En büyük antik kentlerden biri
Prof. Dr. Şimşek, Laodikya’nın, Anadolu’nun en büyük antik kentlerinin başında geldiğini söyledi. Anadolu’nun en büyük stadyumunun Laodikya’da bulunduğunu vurgulayan Şimşek, “Burası ızgara sistemiyle de planlanmış muazzam bir kent. Kuzeyde ve batıda birer tiyatro var” dedi. Helenistik periyoda ilişkin batıdaki 2 bin 200 yıllık tiyatronun ayağa kaldırılması için proje hazırladıklarını da belirten Şimşek, şöyle konuştu: “Tiyatroda hafriyat ve onarıma başladık. İki tiyatrosu olan bir kentte, birinin büsbütün ayağa kaldırılması çok çok değerli.
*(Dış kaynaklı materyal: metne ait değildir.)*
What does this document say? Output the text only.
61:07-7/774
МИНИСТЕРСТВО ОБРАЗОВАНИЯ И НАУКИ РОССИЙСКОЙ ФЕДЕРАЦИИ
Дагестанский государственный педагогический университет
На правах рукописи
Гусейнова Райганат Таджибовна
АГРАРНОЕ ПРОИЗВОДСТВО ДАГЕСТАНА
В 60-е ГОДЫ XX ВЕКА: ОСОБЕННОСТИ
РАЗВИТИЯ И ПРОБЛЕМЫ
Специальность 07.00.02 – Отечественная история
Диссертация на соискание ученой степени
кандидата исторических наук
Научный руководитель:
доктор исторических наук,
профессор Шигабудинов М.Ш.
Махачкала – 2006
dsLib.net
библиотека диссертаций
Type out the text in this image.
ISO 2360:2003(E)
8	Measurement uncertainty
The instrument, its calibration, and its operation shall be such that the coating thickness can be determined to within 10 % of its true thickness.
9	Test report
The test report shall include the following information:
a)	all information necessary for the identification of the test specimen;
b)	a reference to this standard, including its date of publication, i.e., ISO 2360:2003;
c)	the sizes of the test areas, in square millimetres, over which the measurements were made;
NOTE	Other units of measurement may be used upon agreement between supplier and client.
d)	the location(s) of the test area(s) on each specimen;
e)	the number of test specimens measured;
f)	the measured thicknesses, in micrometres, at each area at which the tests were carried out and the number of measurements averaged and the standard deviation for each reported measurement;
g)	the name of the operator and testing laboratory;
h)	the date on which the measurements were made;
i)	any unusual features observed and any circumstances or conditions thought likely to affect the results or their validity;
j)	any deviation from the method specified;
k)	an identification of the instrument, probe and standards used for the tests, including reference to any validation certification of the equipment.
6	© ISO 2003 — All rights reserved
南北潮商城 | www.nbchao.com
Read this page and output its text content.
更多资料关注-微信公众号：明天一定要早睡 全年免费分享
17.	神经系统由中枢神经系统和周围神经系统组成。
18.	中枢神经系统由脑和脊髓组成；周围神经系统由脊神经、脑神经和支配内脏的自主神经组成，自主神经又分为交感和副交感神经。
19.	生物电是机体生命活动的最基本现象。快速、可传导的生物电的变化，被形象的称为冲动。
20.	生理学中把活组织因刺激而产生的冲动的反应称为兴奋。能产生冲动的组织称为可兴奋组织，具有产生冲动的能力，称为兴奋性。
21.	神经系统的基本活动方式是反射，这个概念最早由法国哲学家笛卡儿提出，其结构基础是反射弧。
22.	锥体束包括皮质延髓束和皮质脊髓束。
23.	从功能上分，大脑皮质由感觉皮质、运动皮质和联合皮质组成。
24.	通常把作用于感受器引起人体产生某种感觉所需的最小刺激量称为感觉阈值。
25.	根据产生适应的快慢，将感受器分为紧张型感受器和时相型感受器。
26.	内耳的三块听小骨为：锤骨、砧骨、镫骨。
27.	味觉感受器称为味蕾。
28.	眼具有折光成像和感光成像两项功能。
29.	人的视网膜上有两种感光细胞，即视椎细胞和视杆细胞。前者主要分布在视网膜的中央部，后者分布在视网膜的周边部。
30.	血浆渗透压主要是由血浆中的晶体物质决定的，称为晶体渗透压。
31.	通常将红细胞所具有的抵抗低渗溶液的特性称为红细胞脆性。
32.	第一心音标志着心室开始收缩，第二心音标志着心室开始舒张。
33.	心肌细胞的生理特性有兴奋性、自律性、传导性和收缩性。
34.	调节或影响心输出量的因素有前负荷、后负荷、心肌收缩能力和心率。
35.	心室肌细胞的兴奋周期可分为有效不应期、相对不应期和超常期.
Tiyatronun oturma kısımlarını 2 yılda restore etmeyi planlıyoruz. Burada yaptığımız çalışmalarda birçok yeni bilgiye de ulaştık. Tiyatronun sahne kısmı kabartmalarla süslü ve sütunlu bir galeri sistemine sahip. Ortalara da heykeller yerleştirilmiş.” Şimşek, kuzeydeki tiyatronun ise Roma periyoduna ilişkin olduğunu lisana getirdi.
“İleri gelen ailelere ilişkin oturma alanları belirledik”
Birçok antik kentte olduğu üzere burada da kombine bilet sisteminin bulunduğunu söz eden Şimşek, her iki tiyatrodaki basamaklarda, kentin ileri gelen ailelerine ilişkin oturma alanları ve numaralama sistemi belirlediklerini anlattı. Tiyatrodaki kaveaların alt kısmının mermer, üstünün ise travertenden yapıldığını aktaran Şimşek, şunlaarı paylaştı: “Tiyatrodaki gereçlerin yüzde 70’i duruyor. Kalan kısmı düzgün gereçle yapacağız. Tiyatroyu dünya kriterlerine uygun bir onarım tekniğiyle büsbütün ayağa kaldırdığımızda, antik kentin Denizli ve ülke turizmi için çok daha kıymetli hale geleceğini düşünüyorum. Kentimizde yapılacak kültürel faaliyetlerde bu Helenistik periyot tiyatronun kullanılması, antik kentin tanınırlığını artıracaktır.”